Teaching Mira to Sew

Many of us can remember our childhood sewing experiences.  For me, my first recollection was sewing cotton strips that my mother would later have woven into rag rugs.  From her cotton sewing scraps, my mother tore strips of cotton about 1″ wide and the length of the left over fabric.  Bags of these strips would need to be sewn together in a straight forward and back pattern and the long strips were then rolled into a ball.  What fun for a kid who wanted to start to sew.  I’m not sure but I was probably about 9 or 10 years old.  I tried to find a few references to cotton rag rugs but even on the web they were pretty hard to find.

Because Mira, who is now 8, has such an intense interest in all things fabric and sewing, I was eager to give her the opportunity to try sewing with a machine.  In May when we visited I had the perfect opportunity because I had already set up her mother’s sewing machine, which is my old Bernina 830.

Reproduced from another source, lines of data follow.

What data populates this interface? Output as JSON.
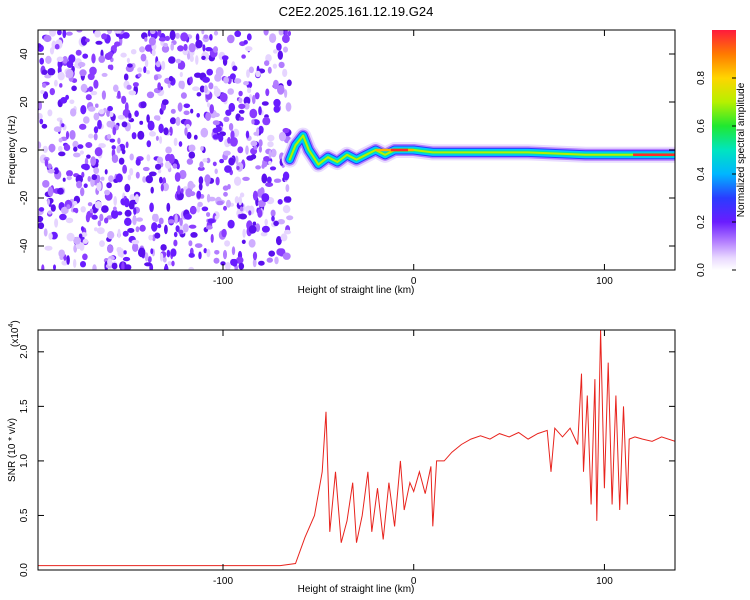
{
  "figure": {
    "title": "C2E2.2025.161.12.19.G24"
  },
  "chart_data": [
    {
      "type": "heatmap",
      "xlabel": "Height of straight line (km)",
      "ylabel": "Frequency (Hz)",
      "xlim": [
        -197,
        137
      ],
      "ylim": [
        -50,
        50
      ],
      "xticks": [
        -100,
        0,
        100
      ],
      "yticks": [
        -40,
        -20,
        0,
        20,
        40
      ],
      "noise_region_x": [
        -197,
        -65
      ],
      "signal_track": [
        {
          "x": -65,
          "y": -4
        },
        {
          "x": -62,
          "y": 2
        },
        {
          "x": -58,
          "y": 6
        },
        {
          "x": -55,
          "y": 0
        },
        {
          "x": -50,
          "y": -6
        },
        {
          "x": -45,
          "y": -3
        },
        {
          "x": -40,
          "y": -5
        },
        {
          "x": -35,
          "y": -2
        },
        {
          "x": -30,
          "y": -4
        },
        {
          "x": -25,
          "y": -2
        },
        {
          "x": -20,
          "y": 0
        },
        {
          "x": -15,
          "y": -2
        },
        {
          "x": -10,
          "y": 0
        },
        {
          "x": 0,
          "y": 0
        },
        {
          "x": 10,
          "y": -1
        },
        {
          "x": 30,
          "y": -1
        },
        {
          "x": 60,
          "y": -1
        },
        {
          "x": 90,
          "y": -2
        },
        {
          "x": 110,
          "y": -2
        },
        {
          "x": 137,
          "y": -2
        }
      ],
      "colorbar": {
        "label": "Normalized spectral amplitude",
        "range": [
          0,
          1
        ],
        "ticks": [
          "0.0",
          "0.2",
          "0.4",
          "0.6",
          "0.8"
        ]
      }
    },
    {
      "type": "line",
      "xlabel": "Height of straight line (km)",
      "ylabel": "SNR (10 * v/v)",
      "multiplier": "(x10",
      "multiplier_exp": "4",
      "multiplier_close": ")",
      "xlim": [
        -197,
        137
      ],
      "ylim": [
        0,
        2.2
      ],
      "xticks": [
        -100,
        0,
        100
      ],
      "yticks": [
        "0.0",
        "0.5",
        "1.0",
        "1.5",
        "2.0"
      ],
      "series": [
        {
          "color": "#e8241e",
          "points": [
            [
              -197,
              0.04
            ],
            [
              -150,
              0.04
            ],
            [
              -100,
              0.04
            ],
            [
              -70,
              0.04
            ],
            [
              -62,
              0.06
            ],
            [
              -57,
              0.3
            ],
            [
              -52,
              0.5
            ],
            [
              -48,
              0.9
            ],
            [
              -46,
              1.45
            ],
            [
              -44,
              0.35
            ],
            [
              -41,
              0.9
            ],
            [
              -38,
              0.25
            ],
            [
              -35,
              0.45
            ],
            [
              -32,
              0.8
            ],
            [
              -30,
              0.25
            ],
            [
              -27,
              0.5
            ],
            [
              -24,
              0.9
            ],
            [
              -22,
              0.35
            ],
            [
              -19,
              0.75
            ],
            [
              -16,
              0.28
            ],
            [
              -13,
              0.8
            ],
            [
              -10,
              0.4
            ],
            [
              -7,
              1.0
            ],
            [
              -5,
              0.55
            ],
            [
              -2,
              0.8
            ],
            [
              0,
              0.72
            ],
            [
              3,
              0.9
            ],
            [
              6,
              0.7
            ],
            [
              9,
              0.95
            ],
            [
              10,
              0.4
            ],
            [
              12,
              1.0
            ],
            [
              16,
              1.0
            ],
            [
              20,
              1.08
            ],
            [
              25,
              1.15
            ],
            [
              30,
              1.2
            ],
            [
              35,
              1.23
            ],
            [
              40,
              1.2
            ],
            [
              45,
              1.25
            ],
            [
              50,
              1.22
            ],
            [
              55,
              1.26
            ],
            [
              60,
              1.2
            ],
            [
              65,
              1.25
            ],
            [
              70,
              1.28
            ],
            [
              72,
              0.9
            ],
            [
              74,
              1.3
            ],
            [
              78,
              1.22
            ],
            [
              82,
              1.3
            ],
            [
              86,
              1.15
            ],
            [
              88,
              1.8
            ],
            [
              89,
              0.9
            ],
            [
              91,
              1.6
            ],
            [
              93,
              0.6
            ],
            [
              95,
              1.75
            ],
            [
              96,
              0.45
            ],
            [
              98,
              2.2
            ],
            [
              100,
              0.75
            ],
            [
              102,
              1.9
            ],
            [
              104,
              0.6
            ],
            [
              106,
              1.6
            ],
            [
              108,
              0.55
            ],
            [
              110,
              1.5
            ],
            [
              112,
              0.6
            ],
            [
              113,
              1.2
            ],
            [
              116,
              1.22
            ],
            [
              120,
              1.2
            ],
            [
              125,
              1.18
            ],
            [
              130,
              1.22
            ],
            [
              137,
              1.18
            ]
          ]
        }
      ]
    }
  ]
}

When Mira and I were the only ones awake early in the morning, still in our pj’s, I asked her if she would like to learn to sew on a machine.  She was delighted with the opportunity.

1. Our choice was to make a quilt, so Mira pulled out her stash of fabrics, which consists of a fairly large bag with an assortment of small scraps.

2. She cut a few 4″ squares from a variety of pretty fabrics.

3. We started with a safety lesson such as “never put your fingers under the needle, but instead, lay your hands flat on top of the fabric with one on the right and one on the left of the needle”. From this photo, you can see that she took the lesson seriously.

5.  One by one she sewed the pieces and cut the threads.

6. And soon she had 8 pieces sewn together.

7. What a proud seamster.

8.  Mira wanted to continue but I ran short on time.  Next time I visit we will add more pieces to the quilt.

Based on an N of one, I say that a 7 or 8 year old is definitely ready for machine sewing.

What a great gift for a young child – a sense of accomplishment.  After all, what is more important than mastering a new skill?